Exemestane: An Aromatase Inhibitor for Breast Cancer Treatment
Exemestane is an irreversible steroidal aromatase inhibitor that works by permanently inactivating the aromatase enzyme, preventing the conversion of androgens to estrogens in postmenopausal women with hormone receptor-positive breast cancer. 1
Mechanism of Action
Exemestane functions as a "suicide inhibitor" of the aromatase enzyme:
- Acts as a false substrate for the aromatase enzyme
- Forms an intermediate that binds irreversibly to the active site
- Significantly lowers circulating estrogen concentrations (85-95% suppression at 25 mg dose)
- Reduces whole body aromatization by 98% in postmenopausal women 1
Unlike non-steroidal aromatase inhibitors (anastrozole and letrozole) that bind reversibly to the enzyme, exemestane:
- Is structurally related to androstenedione (the natural substrate)
- Binds irreversibly to aromatase
- Has a steroidal structure 2, 1
Clinical Indications
Exemestane is FDA-approved for:
Adjuvant treatment of postmenopausal women with estrogen receptor-positive early breast cancer:
- After 2-3 years of tamoxifen therapy (switched to exemestane to complete 5 total years of hormonal therapy) 1
Advanced/metastatic breast cancer in postmenopausal women:
Off-label use for breast cancer risk reduction:
- In postmenopausal women ≥35 years with elevated breast cancer risk (≥1.66% 5-year projected risk)

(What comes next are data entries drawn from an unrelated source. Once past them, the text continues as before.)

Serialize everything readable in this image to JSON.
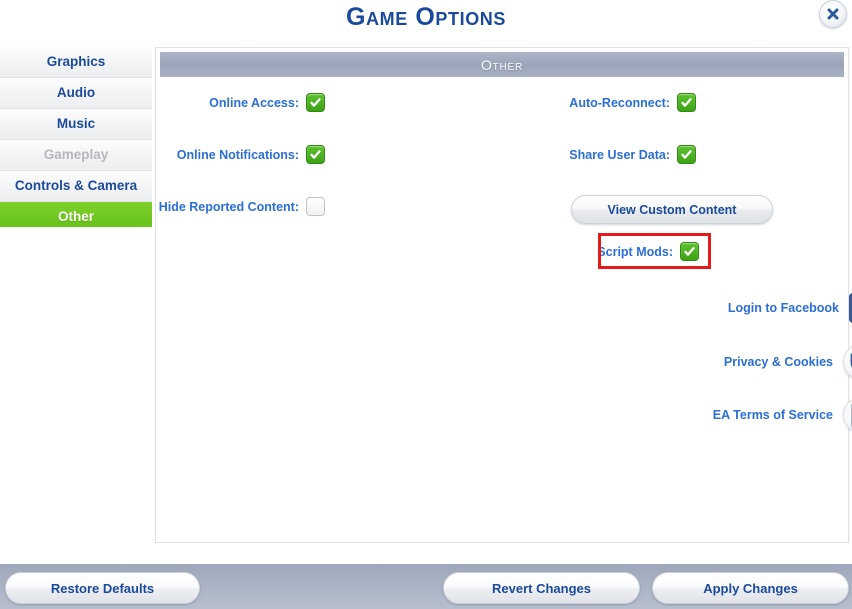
{
  "window": {
    "title": "Game Options",
    "close_icon": "close-x-icon"
  },
  "sidebar": {
    "items": [
      {
        "label": "Graphics",
        "state": "normal"
      },
      {
        "label": "Audio",
        "state": "normal"
      },
      {
        "label": "Music",
        "state": "normal"
      },
      {
        "label": "Gameplay",
        "state": "disabled"
      },
      {
        "label": "Controls & Camera",
        "state": "normal"
      },
      {
        "label": "Other",
        "state": "selected"
      }
    ]
  },
  "panel": {
    "header": "Other",
    "options_left": [
      {
        "label": "Online Access:",
        "checked": true
      },
      {
        "label": "Online Notifications:",
        "checked": true
      },
      {
        "label": "Hide Reported Content:",
        "checked": false
      }
    ],
    "options_right": [
      {
        "label": "Auto-Reconnect:",
        "checked": true
      },
      {
        "label": "Share User Data:",
        "checked": true
      }
    ],
    "view_custom_content_label": "View Custom Content",
    "script_mods": {
      "label": "Script Mods:",
      "checked": true
    },
    "links": [
      {
        "label": "Login to Facebook",
        "icon": "facebook-icon"
      },
      {
        "label": "Privacy & Cookies",
        "icon": "shield-check-icon"
      },
      {
        "label": "EA Terms of Service",
        "icon": "document-icon"
      }
    ]
  },
  "footer": {
    "restore_defaults": "Restore Defaults",
    "revert_changes": "Revert Changes",
    "apply_changes": "Apply Changes"
  },
  "annotation": {
    "color": "#e51b1b",
    "target": "script-mods-row"
  }
}
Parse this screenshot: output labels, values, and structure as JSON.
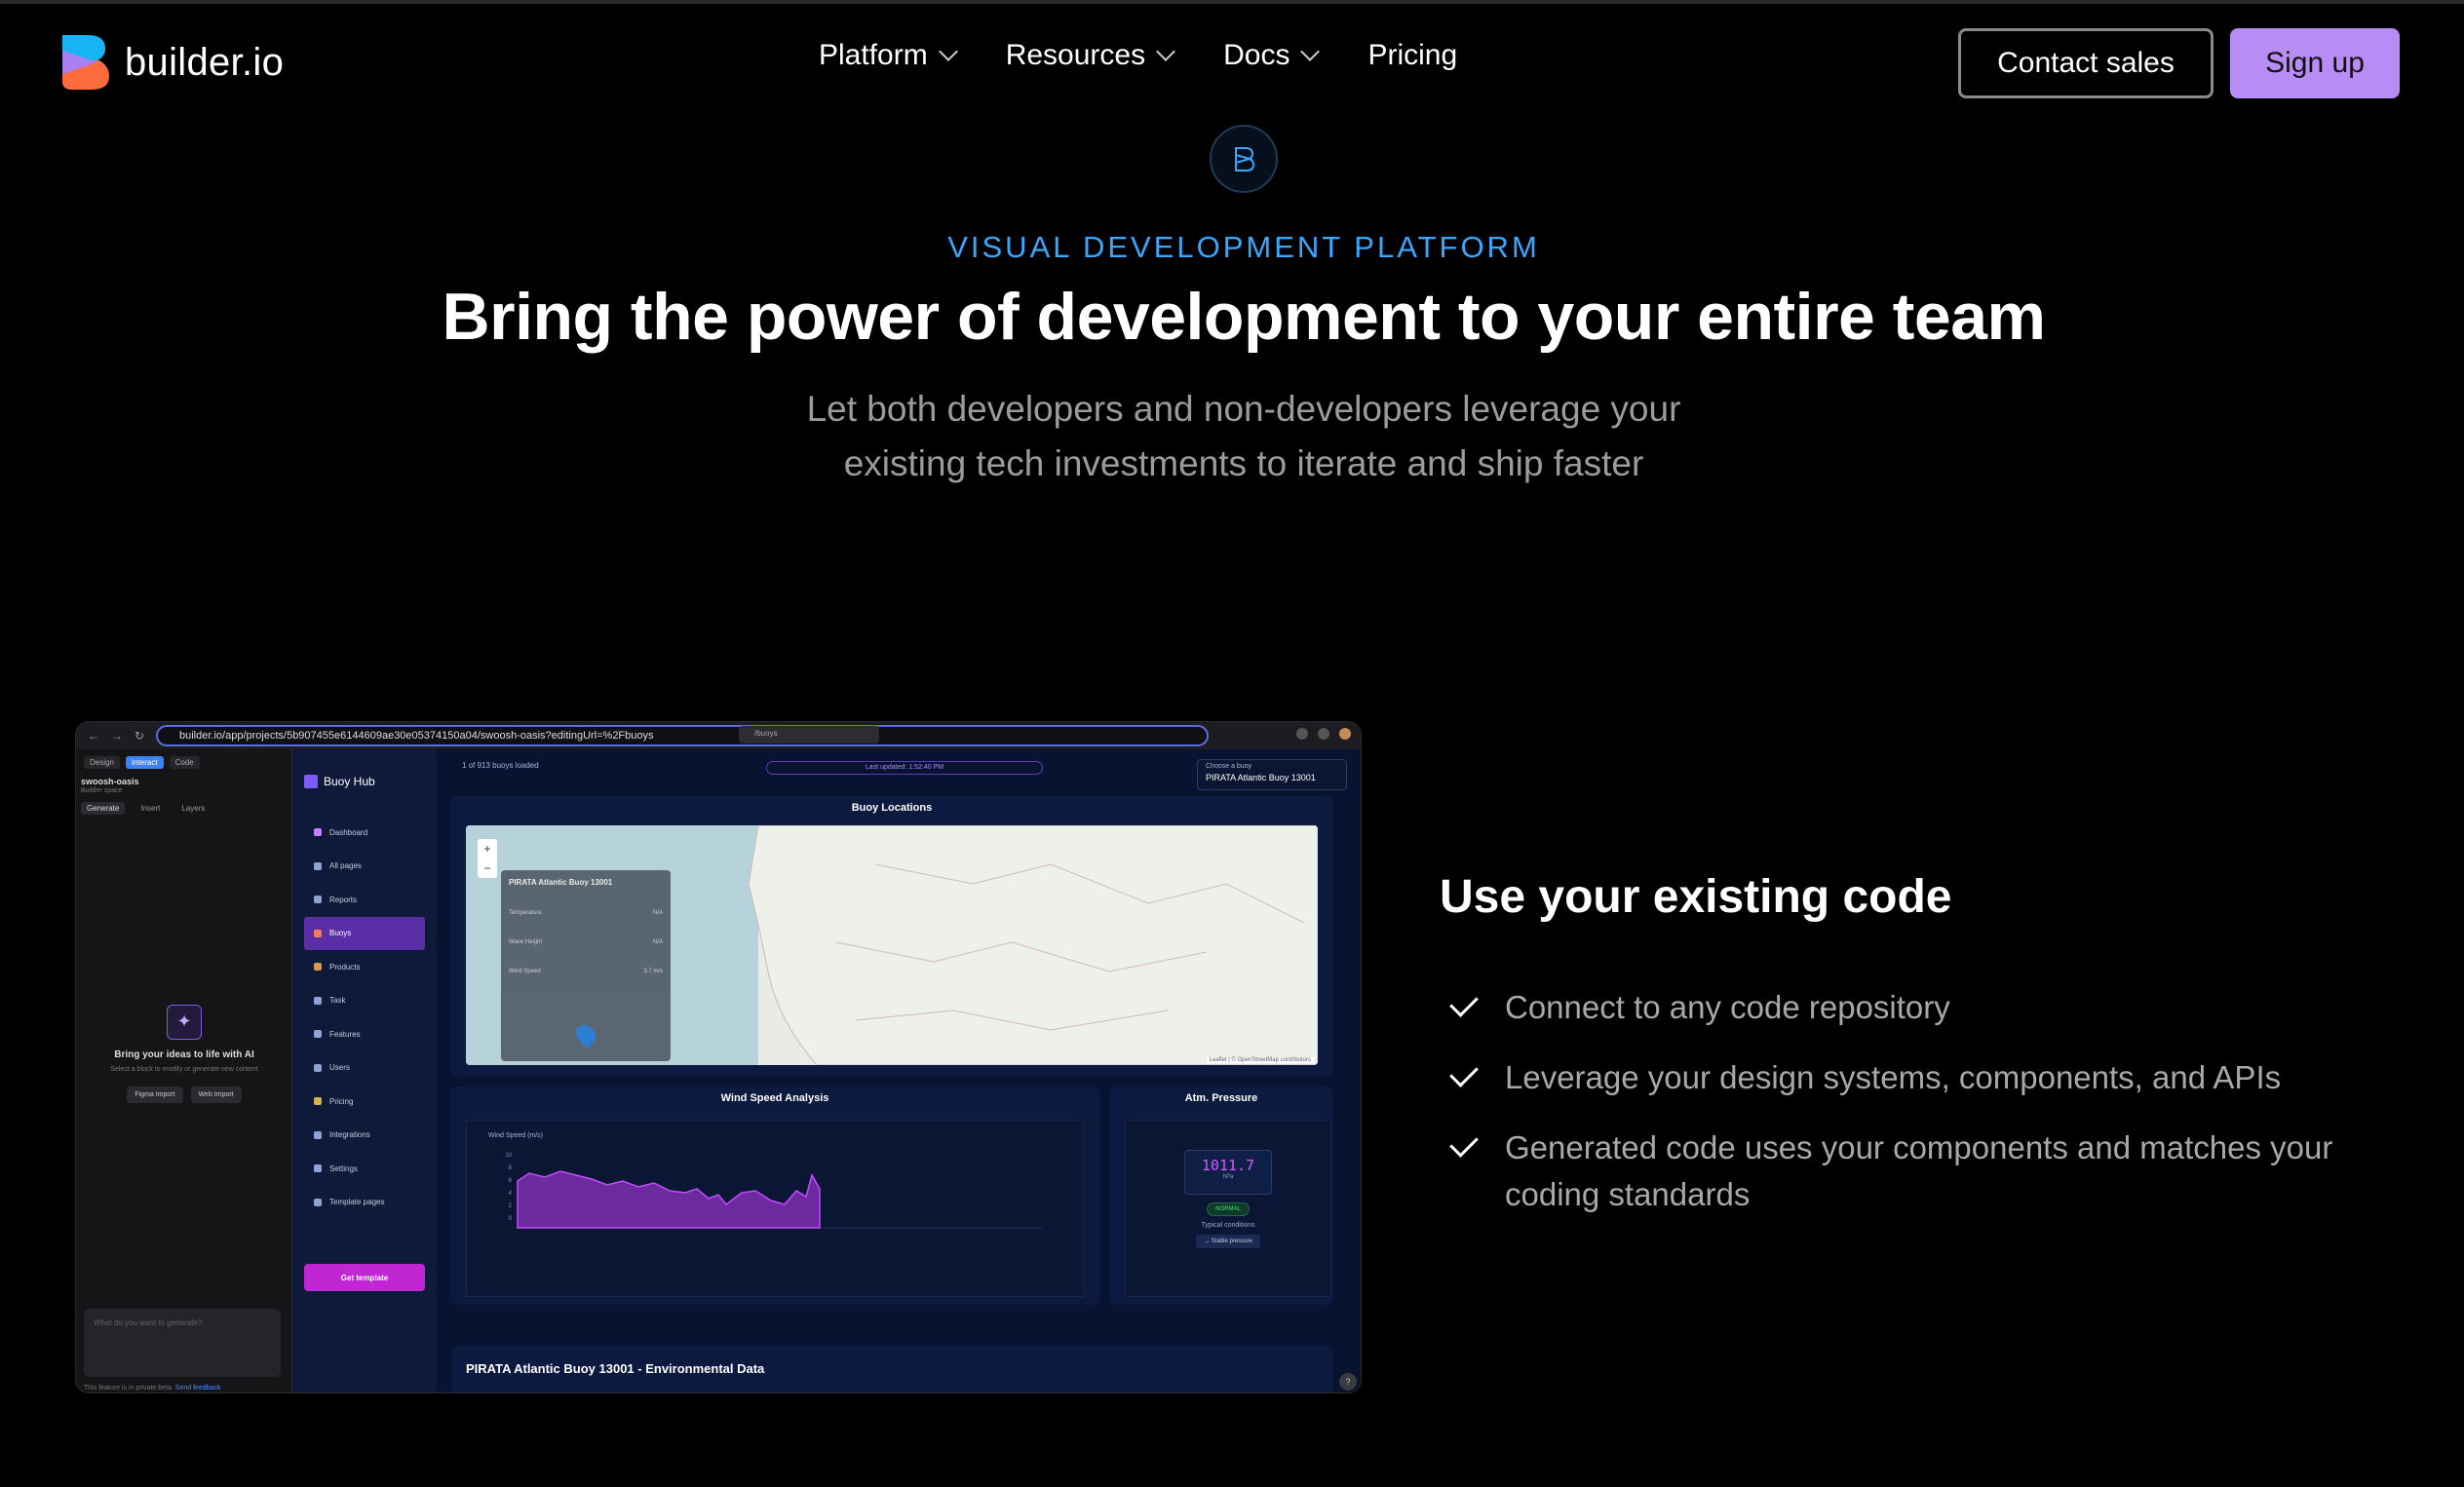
{
  "nav": {
    "logo_text": "builder.io",
    "menu": [
      {
        "label": "Platform",
        "has_dropdown": true
      },
      {
        "label": "Resources",
        "has_dropdown": true
      },
      {
        "label": "Docs",
        "has_dropdown": true
      },
      {
        "label": "Pricing",
        "has_dropdown": false
      }
    ],
    "contact_sales": "Contact sales",
    "sign_up": "Sign up"
  },
  "hero": {
    "eyebrow": "VISUAL DEVELOPMENT PLATFORM",
    "headline": "Bring the power of development to your entire team",
    "subline1": "Let both developers and non-developers leverage your",
    "subline2": "existing tech investments to iterate and ship faster"
  },
  "feature": {
    "title": "Use your existing code",
    "items": [
      "Connect to any code repository",
      "Leverage your design systems, components, and APIs",
      "Generated code uses your components and matches your coding standards"
    ]
  },
  "screenshot": {
    "url": "builder.io/app/projects/5b907455e6144609ae30e05374150a04/swoosh-oasis?editingUrl=%2Fbuoys",
    "editor_tabs": [
      "Design",
      "Interact",
      "Code"
    ],
    "project_name": "swoosh-oasis",
    "project_space": "Builder space",
    "generate_tabs": [
      "Generate",
      "Insert",
      "Layers"
    ],
    "ai_title": "Bring your ideas to life with AI",
    "ai_sub": "Select a block to modify or generate new content",
    "figma_import": "Figma Import",
    "web_import": "Web Import",
    "prompt_placeholder": "What do you want to generate?",
    "private_note": "This feature is in private beta.",
    "send_feedback": "Send feedback",
    "path": "/buoys",
    "app_name": "Buoy Hub",
    "sidebar": [
      "Dashboard",
      "All pages",
      "Reports",
      "Buoys",
      "Products",
      "Task",
      "Features",
      "Users",
      "Pricing",
      "Integrations",
      "Settings",
      "Template pages"
    ],
    "active_sidebar": "Buoys",
    "get_template": "Get template",
    "loaded": "1 of 913 buoys loaded",
    "last_updated": "Last updated: 1:52:40 PM",
    "choose_label": "Choose a buoy",
    "choose_value": "PIRATA Atlantic Buoy 13001",
    "map_title": "Buoy Locations",
    "popup_title": "PIRATA Atlantic Buoy 13001",
    "popup_rows": [
      {
        "label": "Temperature",
        "value": "N/A"
      },
      {
        "label": "Wave Height",
        "value": "N/A"
      },
      {
        "label": "Wind Speed",
        "value": "3.7 m/s"
      }
    ],
    "map_attrib": "Leaflet | © OpenStreetMap contributors",
    "wind_title": "Wind Speed Analysis",
    "wind_ylabel": "Wind Speed (m/s)",
    "wind_yticks": [
      "10",
      "8",
      "6",
      "4",
      "2",
      "0"
    ],
    "pressure_title": "Atm. Pressure",
    "pressure_value": "1011.7",
    "pressure_unit": "hPa",
    "pressure_status": "NORMAL",
    "pressure_note": "Typical conditions",
    "pressure_trend": "→ Stable pressure",
    "env_title": "PIRATA Atlantic Buoy 13001 - Environmental Data"
  },
  "colors": {
    "accent_blue": "#3aa7ff",
    "signup_bg": "#b78cf5",
    "active_purple": "#5b2ea6"
  }
}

- Reduces invasive breast cancer incidence by 65% compared to placebo 3
Dosing and Administration
- Standard dose: 25 mg once daily orally 1
- Administered until disease progression in metastatic setting
- For adjuvant therapy, typically used to complete a total of 5 years of hormonal therapy 1
Efficacy
In metastatic breast cancer:
- Produces objective response rates of 15-28% in tamoxifen-refractory disease 4
- Shows similar clinical efficacy to megestrol acetate but with significantly prolonged duration of response, time to progression, and survival advantage 4
- Effective in patients with visceral metastases 4
- Maintains efficacy after multiple hormonal therapies, including after nonsteroidal aromatase inhibitors 4
In early breast cancer:
- Switching to exemestane after 2-3 years of tamoxifen improves disease-free survival compared to continuing tamoxifen 2
Side Effects and Safety Profile
Common adverse effects:
- Musculoskeletal: Myalgias and arthralgias 5
- Menopausal symptoms: Hot flashes, increased sweating 4
- Other: Fatigue, nausea, dizziness 4
Bone health:
- Associated with reduced bone mineral density and increased fracture risk
- These effects may not persist long-term, with potential return to pretreatment values 5
- Regular bone density monitoring recommended 2
Compared to tamoxifen:
- Reduced incidence of endometrial changes
- Lower risk of thromboembolic events
- Fewer hot flashes 5
Endocrine effects:
- No significant effect on cortisol or aldosterone secretion
- No glucocorticoid or mineralocorticoid replacement needed
- Minimal effect on circulating androgens at therapeutic doses 1
Clinical Considerations
- Exemestane is only effective in postmenopausal women or those with ovarian suppression
- Premenopausal women should not receive aromatase inhibitors without ovarian function suppression 2
- Verify postmenopausal status before initiating therapy, especially in women who become amenorrheic with chemotherapy 2
- Adherence is a concern, with studies showing nonadherence in 23-32% of patients 5
Comparison with Other Hormonal Therapies
- The NCCN Breast Cancer Guidelines Panel considers the three selective AIs (anastrozole, letrozole, exemestane) to have similar antitumor activity and toxicity profiles 2
- In sequential therapy after tamoxifen, exemestane has demonstrated superior efficacy to continuing tamoxifen 2
- In metastatic disease, exemestane is superior to megestrol acetate after progression on tamoxifen 4
Exemestane represents an important option in the hormonal treatment arsenal for postmenopausal women with hormone receptor-positive breast cancer, with proven efficacy in both early and advanced disease settings.